Multimodal Character Identification on Videos

OKBQA-7 Hackathon

2018.08.07 - 2018.08.08

Task 3. Multimodal Character Identification on Videos

Task Definition

This task aims to link each mention to a certain character in dialogue based on given dialogue text and corresponding video. Let a mention be a nominal referring to a person (e.g., she, mom, Judy), and an entity be a character in a dialogue.


Character identification on text have been studied on Friends dataset and shown practical performance for identifying main characters(Chen et al., 2017; Choi&Chen, 2018). However, these studies solved the problem in the form of entity linking on pre defined characters. Thus, these modules couldn’t be applied to other than the Friends script unless the module is re-trained on the newly constructed data. This task should be approached in the form of coreference resolution to be applied to arbitrary dialogue or video script. There is a study that introduces coreference resolution based approach for this task(Chen et al., 2017), but coreference resolution is difficult problem in NLP, so the performance is not practical(F1 : 57.46% for 9 main characters).

Therefore, if we expand the task to get not only dialogue text, but also video as inputs, the performance would be improved to a practical level by utilizing richer features. This task is the extension of SemEval2018 Task4. There are two main extensions. Firstly, it adds multi modality by utilizing video as a input. Secondly, the final module of this task could be applied to arbitrary dialogue or video script.

Task Organizers


The first two seasons of the TV show Friends are annotated for this task. Each season consists of episodes, each episode comprises scenes, and each scene is segmented into sentences. The followings describe the distributed datasets:

    • friends.train.episode_delim.conll: the training data where each episode is considered a document.

    • friends.test.episode_delim.conll: the test data where each episode is considered a document.

No dedicated development set was distributed for this task; feel free to make your own development set for training or perform cross-validation on the training sets. You can download it on github.

Data Format

All datasets follow the CoNLL 2012 Shared Task data format. Documents are delimited by the comments in the following format:

#begin document (<Document ID>)[; part ###]


#end document

Each sentence is delimited by a new line ("\n") and each column indicates the following:

1. Document ID: /<name of the show>-<season ID><episode ID> (e.g., /friends-s01e01).

2. Scene ID: the ID of the scene within the episode.

3. Token ID: the ID of the token within the sentence.

4. Word form: the tokenized word.

5. Part-of-speech tag: the part-of-speech tag of the word (auto generated).

6. Constituency tag: the Penn Treebank style constituency tag (auto generated).

7. Lemma: the lemma of the word (auto generated).

8. Frameset ID: not provided (always _).

9. Word sense: not provided (always _).

10. Speaker: the speaker of this sentence.

11. Named entity tag: the named entity tag of the word (auto generated).

12. Start time: start time of the sentence on video. (millisecond)

13. End time: start time of the sentence on video. (millisecond)

14. Video file: Pre-processed sequence of image file from the video corresponding to the sentence.
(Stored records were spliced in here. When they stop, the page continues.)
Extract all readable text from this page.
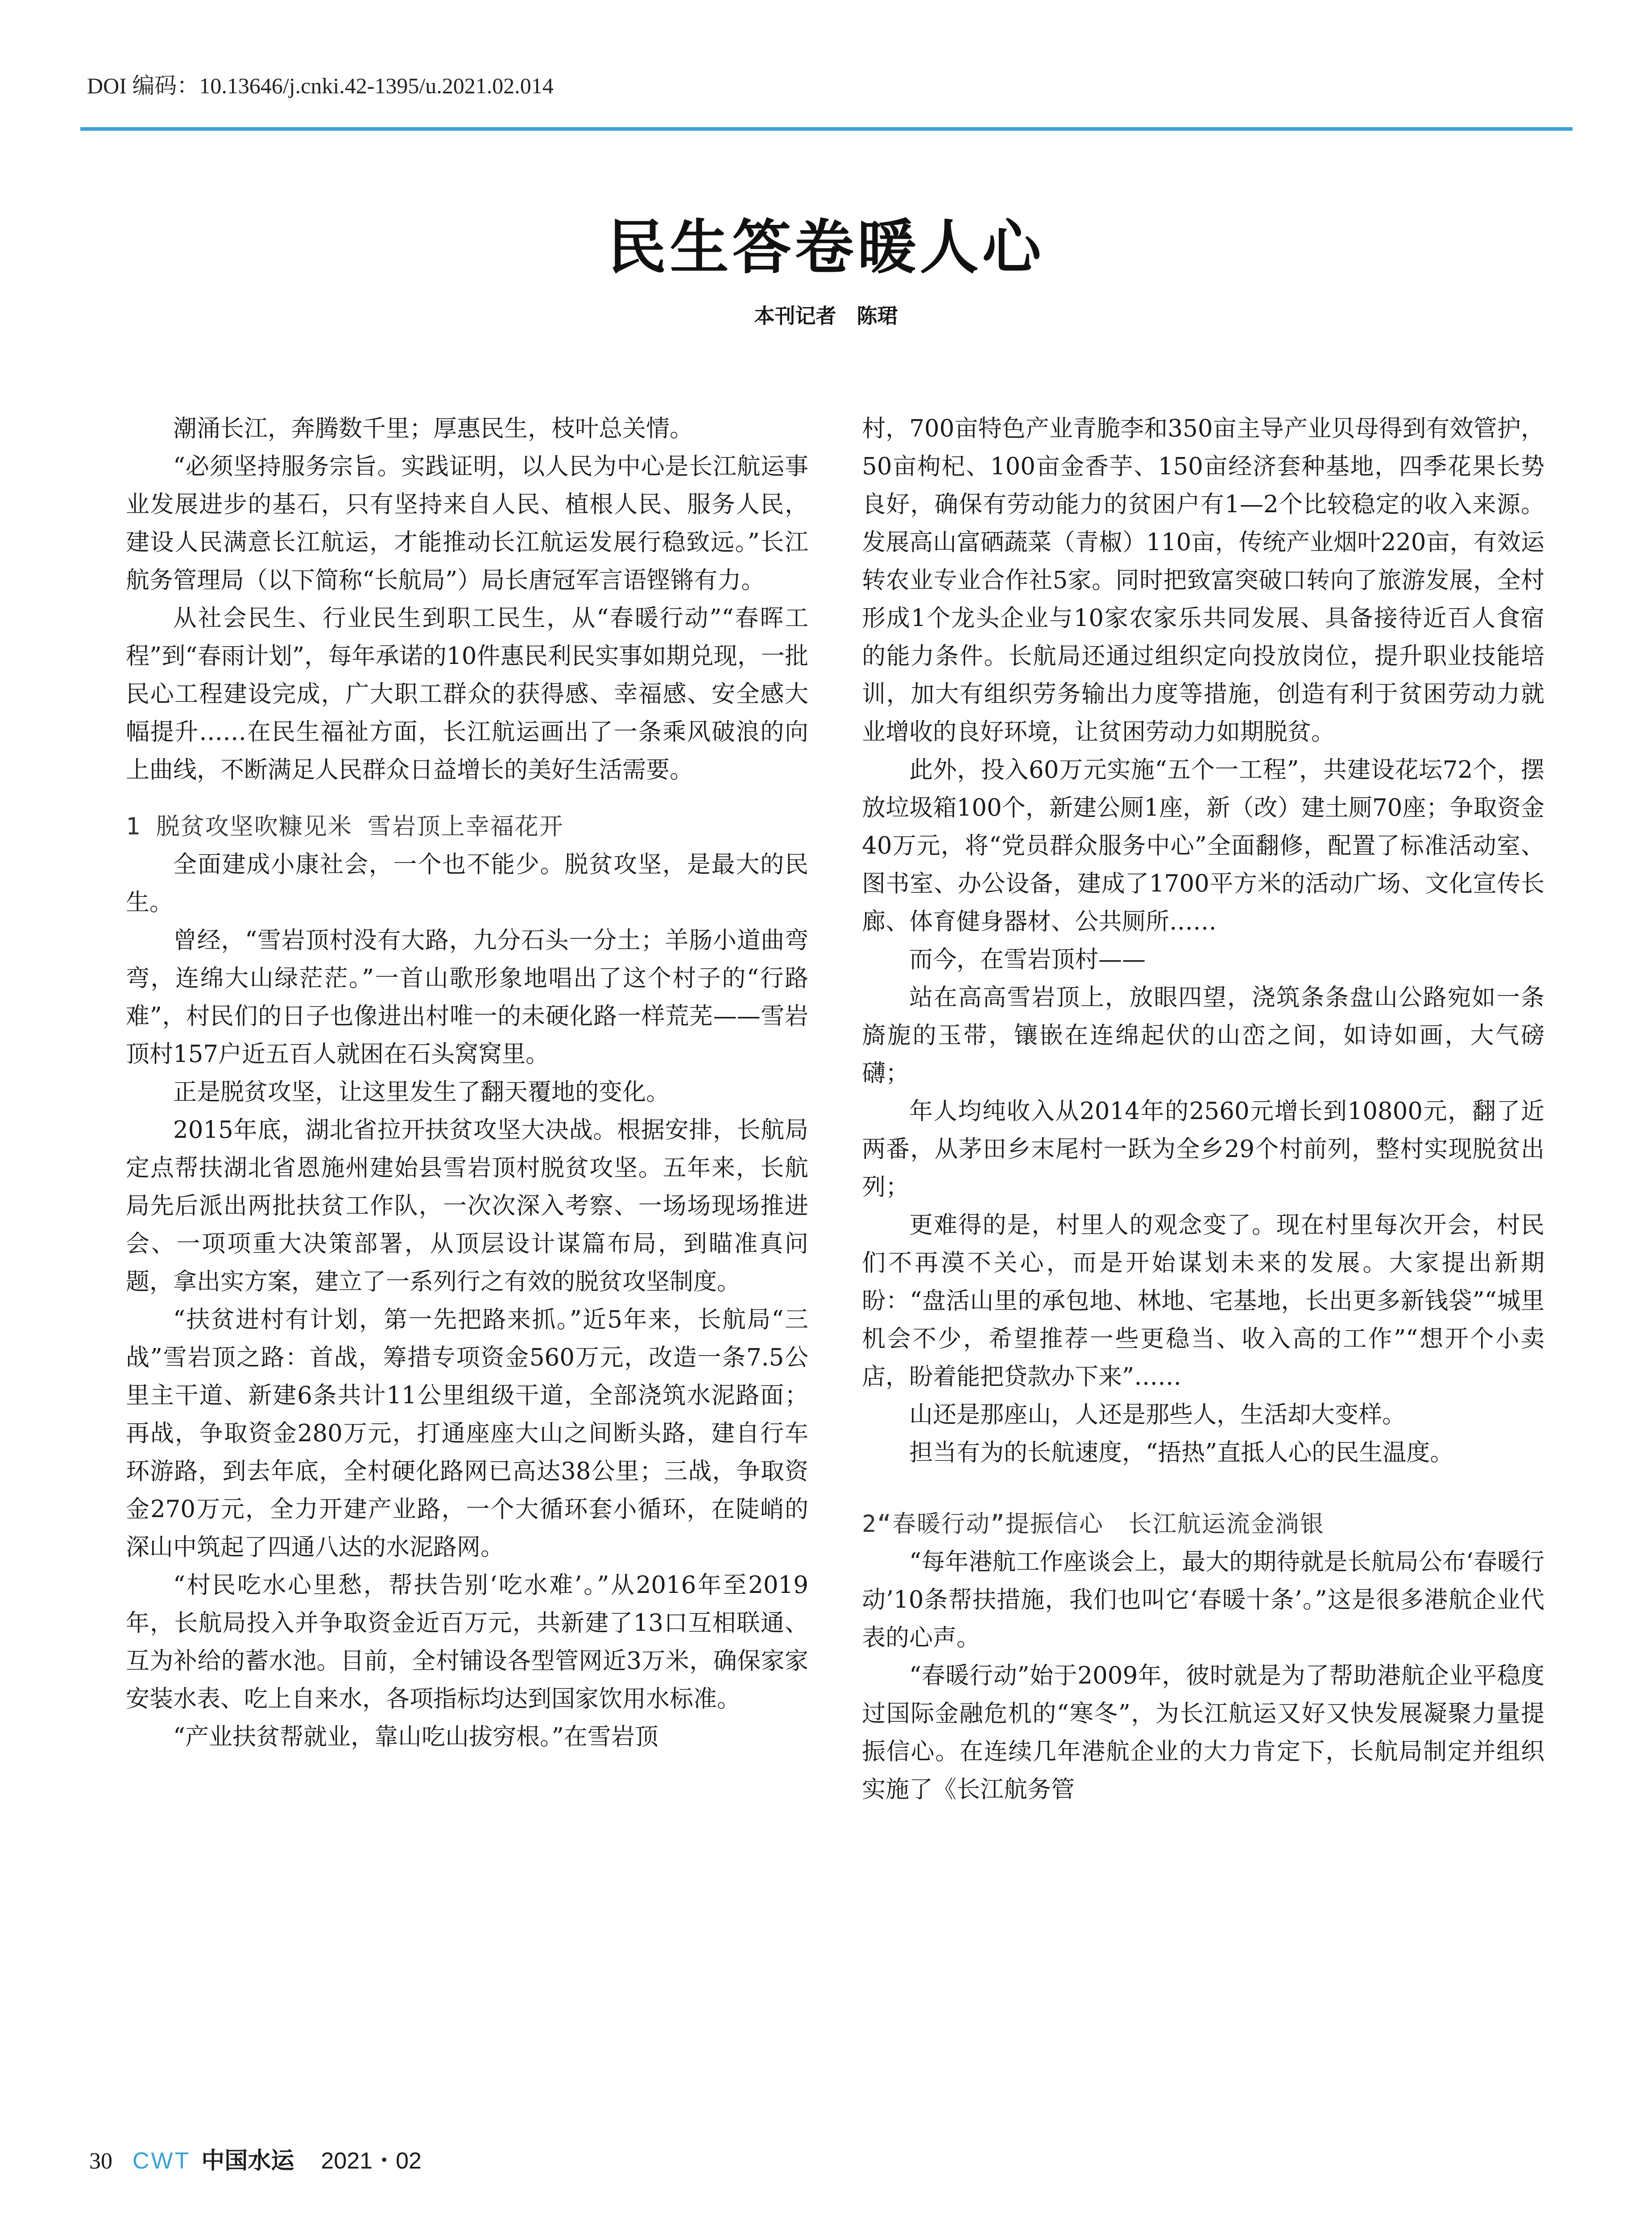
DOI 编码：10.13646/j.cnki.42-1395/u.2021.02.014
民生答卷暖人心
本刊记者　陈珺

潮涌长江，奔腾数千里；厚惠民生，枝叶总关情。

“必须坚持服务宗旨。实践证明，以人民为中心是长江航运事业发展进步的基石，只有坚持来自人民、植根人民、服务人民，建设人民满意长江航运，才能推动长江航运发展行稳致远。”长江航务管理局（以下简称“长航局”）局长唐冠军言语铿锵有力。

从社会民生、行业民生到职工民生，从“春暖行动”“春晖工程”到“春雨计划”，每年承诺的10件惠民利民实事如期兑现，一批民心工程建设完成，广大职工群众的获得感、幸福感、安全感大幅提升……在民生福祉方面，长江航运画出了一条乘风破浪的向上曲线，不断满足人民群众日益增长的美好生活需要。

1 脱贫攻坚吹糠见米 雪岩顶上幸福花开

全面建成小康社会，一个也不能少。脱贫攻坚，是最大的民生。

曾经，“雪岩顶村没有大路，九分石头一分土；羊肠小道曲弯弯，连绵大山绿茫茫。”一首山歌形象地唱出了这个村子的“行路难”，村民们的日子也像进出村唯一的未硬化路一样荒芜——雪岩顶村157户近五百人就困在石头窝窝里。

正是脱贫攻坚，让这里发生了翻天覆地的变化。

2015年底，湖北省拉开扶贫攻坚大决战。根据安排，长航局定点帮扶湖北省恩施州建始县雪岩顶村脱贫攻坚。五年来，长航局先后派出两批扶贫工作队，一次次深入考察、一场场现场推进会、一项项重大决策部署，从顶层设计谋篇布局，到瞄准真问题，拿出实方案，建立了一系列行之有效的脱贫攻坚制度。

“扶贫进村有计划，第一先把路来抓。”近5年来，长航局“三战”雪岩顶之路：首战，筹措专项资金560万元，改造一条7.5公里主干道、新建6条共计11公里组级干道，全部浇筑水泥路面；再战，争取资金280万元，打通座座大山之间断头路，建自行车环游路，到去年底，全村硬化路网已高达38公里；三战，争取资金270万元，全力开建产业路，一个大循环套小循环，在陡峭的深山中筑起了四通八达的水泥路网。

“村民吃水心里愁，帮扶告别‘吃水难’。”从2016年至2019年，长航局投入并争取资金近百万元，共新建了13口互相联通、互为补给的蓄水池。目前，全村铺设各型管网近3万米，确保家家安装水表、吃上自来水，各项指标均达到国家饮用水标准。

“产业扶贫帮就业，靠山吃山拔穷根。”在雪岩顶

村，700亩特色产业青脆李和350亩主导产业贝母得到有效管护，50亩枸杞、100亩金香芋、150亩经济套种基地，四季花果长势良好，确保有劳动能力的贫困户有1—2个比较稳定的收入来源。发展高山富硒蔬菜（青椒）110亩，传统产业烟叶220亩，有效运转农业专业合作社5家。同时把致富突破口转向了旅游发展，全村形成1个龙头企业与10家农家乐共同发展、具备接待近百人食宿的能力条件。长航局还通过组织定向投放岗位，提升职业技能培训，加大有组织劳务输出力度等措施，创造有利于贫困劳动力就业增收的良好环境，让贫困劳动力如期脱贫。

此外，投入60万元实施“五个一工程”，共建设花坛72个，摆放垃圾箱100个，新建公厕1座，新（改）建土厕70座；争取资金40万元，将“党员群众服务中心”全面翻修，配置了标准活动室、图书室、办公设备，建成了1700平方米的活动广场、文化宣传长廊、体育健身器材、公共厕所……

而今，在雪岩顶村——

站在高高雪岩顶上，放眼四望，浇筑条条盘山公路宛如一条旖旎的玉带，镶嵌在连绵起伏的山峦之间，如诗如画，大气磅礴；

年人均纯收入从2014年的2560元增长到10800元，翻了近两番，从茅田乡末尾村一跃为全乡29个村前列，整村实现脱贫出列；

更难得的是，村里人的观念变了。现在村里每次开会，村民们不再漠不关心，而是开始谋划未来的发展。大家提出新期盼：“盘活山里的承包地、林地、宅基地，长出更多新钱袋”“城里机会不少，希望推荐一些更稳当、收入高的工作”“想开个小卖店，盼着能把贷款办下来”……

山还是那座山，人还是那些人，生活却大变样。

担当有为的长航速度，“捂热”直抵人心的民生温度。

2“春暖行动”提振信心　长江航运流金淌银

“每年港航工作座谈会上，最大的期待就是长航局公布‘春暖行动’10条帮扶措施，我们也叫它‘春暖十条’。”这是很多港航企业代表的心声。

“春暖行动”始于2009年，彼时就是为了帮助港航企业平稳度过国际金融危机的“寒冬”，为长江航运又好又快发展凝聚力量提振信心。在连续几年港航企业的大力肯定下，长航局制定并组织实施了《长江航务管

30 CWT 中国水运 2021・02
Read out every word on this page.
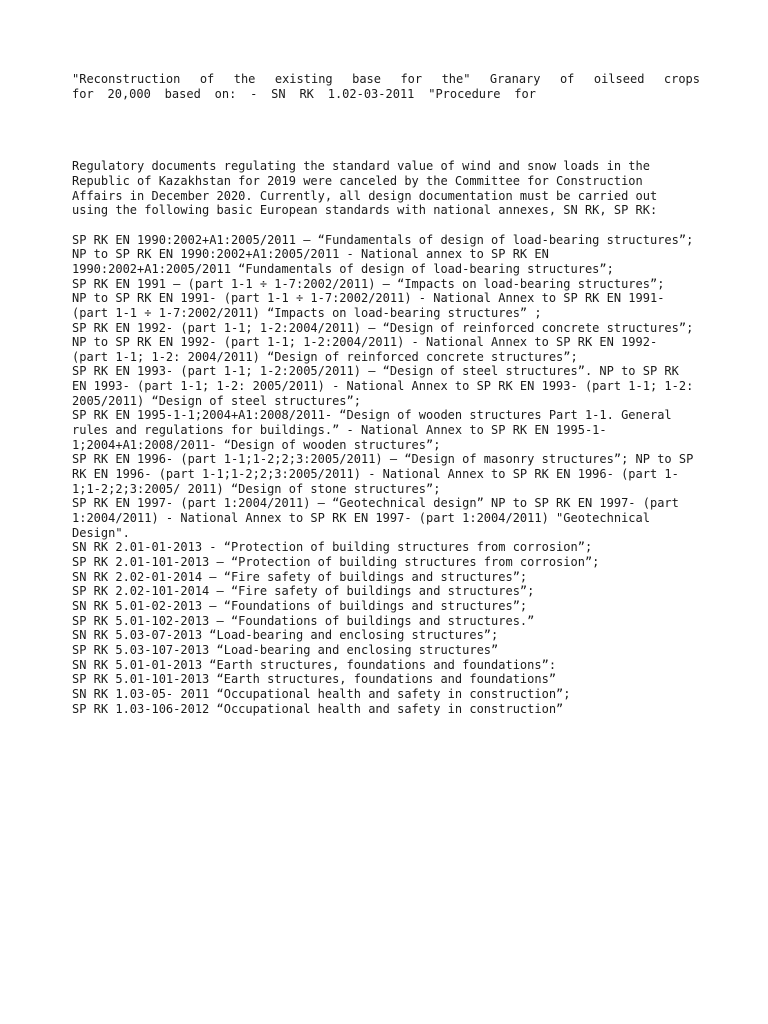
"Reconstruction of the existing base for the" Granary of oilseed crops
for 20,000 based on: - SN RK 1.02-03-2011 "Procedure for

Regulatory documents regulating the standard value of wind and snow loads in the Republic of Kazakhstan for 2019 were canceled by the Committee for Construction Affairs in December 2020. Currently, all design documentation must be carried out using the following basic European standards with national annexes, SN RK, SP RK:

SP RK EN 1990:2002+A1:2005/2011 – “Fundamentals of design of load-bearing structures”;
NP to SP RK EN 1990:2002+A1:2005/2011 - National annex to SP RK EN 1990:2002+A1:2005/2011 “Fundamentals of design of load-bearing structures”;
SP RK EN 1991 – (part 1-1 ÷ 1-7:2002/2011) – “Impacts on load-bearing structures”;
NP to SP RK EN 1991- (part 1-1 ÷ 1-7:2002/2011) - National Annex to SP RK EN 1991- (part 1-1 ÷ 1-7:2002/2011) “Impacts on load-bearing structures” ;
SP RK EN 1992- (part 1-1; 1-2:2004/2011) – “Design of reinforced concrete structures”;
NP to SP RK EN 1992- (part 1-1; 1-2:2004/2011) - National Annex to SP RK EN 1992- (part 1-1; 1-2: 2004/2011) “Design of reinforced concrete structures”;
SP RK EN 1993- (part 1-1; 1-2:2005/2011) – “Design of steel structures”. NP to SP RK EN 1993- (part 1-1; 1-2: 2005/2011) - National Annex to SP RK EN 1993- (part 1-1; 1-2: 2005/2011) “Design of steel structures”;
SP RK EN 1995-1-1;2004+A1:2008/2011- “Design of wooden structures Part 1-1. General rules and regulations for buildings.” - National Annex to SP RK EN 1995-1-1;2004+A1:2008/2011- “Design of wooden structures”;
SP RK EN 1996- (part 1-1;1-2;2;3:2005/2011) – “Design of masonry structures”; NP to SP RK EN 1996- (part 1-1;1-2;2;3:2005/2011) - National Annex to SP RK EN 1996- (part 1-1;1-2;2;3:2005/ 2011) “Design of stone structures”;
SP RK EN 1997- (part 1:2004/2011) – “Geotechnical design” NP to SP RK EN 1997- (part 1:2004/2011) - National Annex to SP RK EN 1997- (part 1:2004/2011) "Geotechnical Design".
SN RK 2.01-01-2013 - “Protection of building structures from corrosion”;
SP RK 2.01-101-2013 – “Protection of building structures from corrosion”;
SN RK 2.02-01-2014 – “Fire safety of buildings and structures”;
SP RK 2.02-101-2014 – “Fire safety of buildings and structures”;
SN RK 5.01-02-2013 – “Foundations of buildings and structures”;
SP RK 5.01-102-2013 – “Foundations of buildings and structures.”
SN RK 5.03-07-2013 “Load-bearing and enclosing structures”;
SP RK 5.03-107-2013 “Load-bearing and enclosing structures”
SN RK 5.01-01-2013 “Earth structures, foundations and foundations”:
SP RK 5.01-101-2013 “Earth structures, foundations and foundations”
SN RK 1.03-05- 2011 “Occupational health and safety in construction”;
SP RK 1.03-106-2012 “Occupational health and safety in construction”
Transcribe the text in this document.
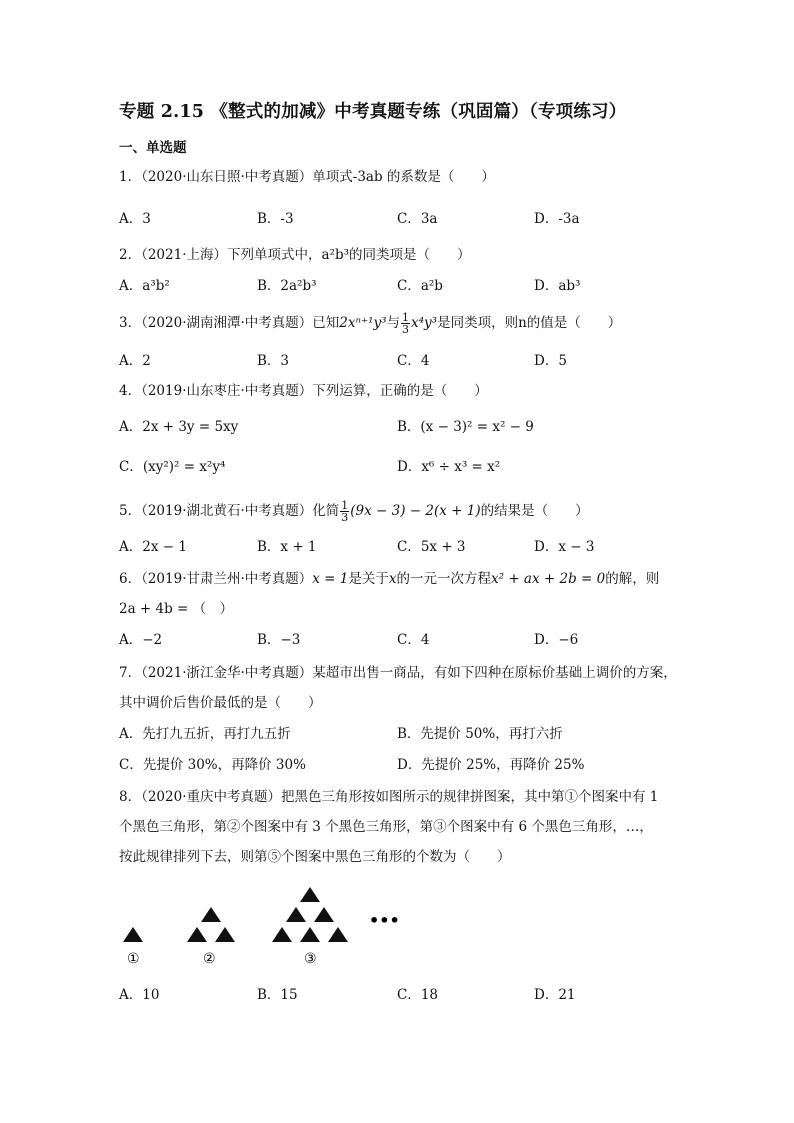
专题 2.15 《整式的加减》中考真题专练（巩固篇）（专项练习）
一、单选题
1．（2020·山东日照·中考真题）单项式-3ab 的系数是（　　）
A．3	B．-3	C．3a	D．-3a
2．（2021·上海）下列单项式中，a²b³的同类项是（　　）
A．a³b²	B．2a²b³	C．a²b	D．ab³
3．（2020·湖南湘潭·中考真题）已知2xⁿ⁺¹y³与 $\frac{1}{3} x^4y^3$是同类项，则n的值是（　　）
A．2	B．3	C．4	D．5
4．（2019·山东枣庄·中考真题）下列运算，正确的是（　　）
A．2x + 3y = 5xy	B．(x − 3)² = x² − 9
C．(xy²)² = x²y⁴	D．x⁶ ÷ x³ = x²
5．（2019·湖北黄石·中考真题）化简 $\frac{1}{3} (9x - 3) - 2(x + 1)$的结果是（　　）
A．2x − 1	B．x + 1	C．5x + 3	D．x − 3
6．（2019·甘肃兰州·中考真题）x = 1是关于x的一元一次方程x² + ax + 2b = 0的解，则
2a + 4b = （　）
A．−2	B．−3	C．4	D．−6
7．（2021·浙江金华·中考真题）某超市出售一商品，有如下四种在原标价基础上调价的方案，
其中调价后售价最低的是（　　）
A．先打九五折，再打九五折	B．先提价 50%，再打六折
C．先提价 30%，再降价 30%	D．先提价 25%，再降价 25%
8．（2020·重庆中考真题）把黑色三角形按如图所示的规律拼图案，其中第①个图案中有 1
个黑色三角形，第②个图案中有 3 个黑色三角形，第③个图案中有 6 个黑色三角形，…，
按此规律排列下去，则第⑤个图案中黑色三角形的个数为（　　）
①	②	③
•••
A．10	B．15	C．18	D．21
This column represents the file name of the pickle object (Pickle object will be released on 08/01)

15.Entity ID: the entity ID of the mention, that is consistent across all documents.

You can check details and examples on github.


You can use friends.train.episode_delim.conll as a training input, and friends.test.episode_delim.conll as a test input.

Output and Evaluation

Your output must consist of the entity ID of each mention, one per line, in the sequential order. You can check details and examples on github.

Given this output, the evaluation script will measure,

    1. The label accuracy considering only 7 entities, that are the 6 main characters (Chandler, Joey, Monica, Phoebe, Rachel, and Ross) and all the others as one entity.

    2. The macro average between the F1 scores of the 7 entities.

    3. The label accuracy considering all entities, where characters not appearing in the tranining data are grouped as one entity, others.

    4. The macro average between the F1 scores of all entities.

    5. The F1 scores for 7 entities.

    6. The F1 scores for all entities.